Бизе очень волновали даже мелкие частности исполнения и, конечно, он хотел сделать все, что возможно, чтобы способствовать успеху дела. Он решил занять место в суфлерской будке и — оказавшись таким образом рядом с артистами — помочь им, в случае необходимости, словом или взглядом, подсказать текст, вступление, уберечь от ошибки.
Левен не хотел рисковать успехом спектакля в целом. Поэтому было решено показать одноактную «Джамиле», так сказать, «для съезда публики» — в самом начале, а затем дать «Дочь полка» Доницетти, имеющую многолетний устойчивый успех. Если новое произведение Бизе и провалится, на опере Доницетти театр возьмет реванш и вечер не будет испорчен.
— В этот вечер, — рассказывает Галле, — Бизе явился точно к началу, очень собранный и решивший не упустить ничего. Он устроился в суфлерской будке, я — чуть ниже, лицом к нему, и мы стали обмениваться короткими, несколько лихорадочными замечаниями, в то время как артисты томились на сцене в ожидании, когда поднимется занавес.
Наконец, раздались три удара, дирижер поднял палочку, и Бизе, весь начеку, приступил к исполнению своих руководящих обязанностей с уверенностью и холодной волей, удивительными для композитора, ощущающего за своей спиной толпу, способную даже при самом благожелательном ее настроении внушить беспокойство.
Первым сценам много аплодировали, спектакль начался хорошо. Вдруг я увидел, что Бизе как-то заерзал в своей будке… Джамиле пропустила 32 такта в «Газелле», звучащей в самой середине произведения. Оркестр, подстегнутый дирижером Делофром, делал все возможное, чтобы догнать певицу.
За исключением этой погрешности, все сошло благополучно, что, однако, не помешало Бизе, перед тем как он покинул свое место, повернуться ко мне и сказать: «Итак, полный провал!»
Публика еще не привыкла к таким полностью лирическим произведениям, и простой сюжет не увлек этих людей, мало чувствительных к тонким психологическим нюансам.

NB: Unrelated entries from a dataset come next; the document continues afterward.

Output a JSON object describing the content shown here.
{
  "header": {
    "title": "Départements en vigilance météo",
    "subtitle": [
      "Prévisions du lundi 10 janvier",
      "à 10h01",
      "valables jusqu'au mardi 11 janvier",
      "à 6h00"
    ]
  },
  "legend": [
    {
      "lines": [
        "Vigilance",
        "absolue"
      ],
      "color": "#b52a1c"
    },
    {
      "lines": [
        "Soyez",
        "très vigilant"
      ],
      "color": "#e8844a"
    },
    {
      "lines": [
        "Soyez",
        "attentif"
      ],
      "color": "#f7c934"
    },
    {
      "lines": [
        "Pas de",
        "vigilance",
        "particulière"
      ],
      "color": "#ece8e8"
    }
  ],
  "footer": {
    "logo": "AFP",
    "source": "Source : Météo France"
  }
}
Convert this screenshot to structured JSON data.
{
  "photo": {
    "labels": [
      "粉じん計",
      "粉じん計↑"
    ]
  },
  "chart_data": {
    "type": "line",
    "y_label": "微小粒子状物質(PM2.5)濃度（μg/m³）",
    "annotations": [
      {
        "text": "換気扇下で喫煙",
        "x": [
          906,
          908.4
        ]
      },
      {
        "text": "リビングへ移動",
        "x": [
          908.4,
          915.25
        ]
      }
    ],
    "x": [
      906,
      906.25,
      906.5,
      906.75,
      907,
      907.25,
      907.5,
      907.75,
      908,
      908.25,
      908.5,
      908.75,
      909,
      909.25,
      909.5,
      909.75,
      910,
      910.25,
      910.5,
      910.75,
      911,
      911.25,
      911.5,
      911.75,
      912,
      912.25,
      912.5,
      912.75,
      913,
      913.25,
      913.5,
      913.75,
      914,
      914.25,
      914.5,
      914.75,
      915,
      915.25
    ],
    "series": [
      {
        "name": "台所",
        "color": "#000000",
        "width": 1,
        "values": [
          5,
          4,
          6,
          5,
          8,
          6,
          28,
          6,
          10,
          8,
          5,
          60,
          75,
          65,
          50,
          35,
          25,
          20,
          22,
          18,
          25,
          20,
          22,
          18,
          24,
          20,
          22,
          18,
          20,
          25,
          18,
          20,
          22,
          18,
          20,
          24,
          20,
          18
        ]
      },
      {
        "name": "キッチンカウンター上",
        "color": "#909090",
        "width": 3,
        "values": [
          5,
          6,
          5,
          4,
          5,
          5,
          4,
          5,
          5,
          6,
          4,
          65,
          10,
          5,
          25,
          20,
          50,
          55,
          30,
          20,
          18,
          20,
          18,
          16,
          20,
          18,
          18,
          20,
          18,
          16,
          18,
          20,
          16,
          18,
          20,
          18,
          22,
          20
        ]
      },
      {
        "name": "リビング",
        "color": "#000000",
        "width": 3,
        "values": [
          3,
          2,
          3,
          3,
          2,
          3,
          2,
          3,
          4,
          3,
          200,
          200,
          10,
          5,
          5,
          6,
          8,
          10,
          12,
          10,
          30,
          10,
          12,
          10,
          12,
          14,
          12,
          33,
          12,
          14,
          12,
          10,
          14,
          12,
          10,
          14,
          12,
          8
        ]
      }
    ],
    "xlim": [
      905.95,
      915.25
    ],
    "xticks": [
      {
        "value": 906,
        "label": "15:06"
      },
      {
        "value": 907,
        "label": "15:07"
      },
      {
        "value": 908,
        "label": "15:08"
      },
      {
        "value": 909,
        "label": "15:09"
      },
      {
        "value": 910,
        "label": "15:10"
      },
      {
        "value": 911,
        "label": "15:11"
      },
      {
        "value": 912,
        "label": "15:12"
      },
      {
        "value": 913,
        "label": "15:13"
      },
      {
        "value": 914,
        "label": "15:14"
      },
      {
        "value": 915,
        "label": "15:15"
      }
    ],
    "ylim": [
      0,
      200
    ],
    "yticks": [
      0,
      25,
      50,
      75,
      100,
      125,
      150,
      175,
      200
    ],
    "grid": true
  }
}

…«Джамиле» не имела успеха, — писал Бизе Галаберу 17 июня. — Либретто действительно не театрально, а моя певица была ниже всех моих опасений. Однако я чрезвычайно доволен достигнутым результатом. Отзывы были очень интересны, и никогда еще одноактная комическая опера не обсуждалась столь серьезно, я даже могу сказать — страстно. Старая песня о Вагнере продолжается. Рейе (из «Débats»), Вебер (из «Temps»), Гийемо (из «Journal de Paris»), Жонсьер (из «Liberté») — т. е. более половины ежедневной прессы — отнеслись ко мне очень горячо. Де Сен-Виктор, Жувен и т. д. были одобрительны в том смысле, что признают вдохновение, талант, но считают, что все испорчено влиянием Вагнера. — Четыре или пять газетчиков разнесли оперу, но газеты, в которых они высказались, лишают их отзыв какого бы то ни было значения. Что меня удовлетворяет больше, чем мнения всех этих господ, так это полная уверенность, что я нашел свой путь».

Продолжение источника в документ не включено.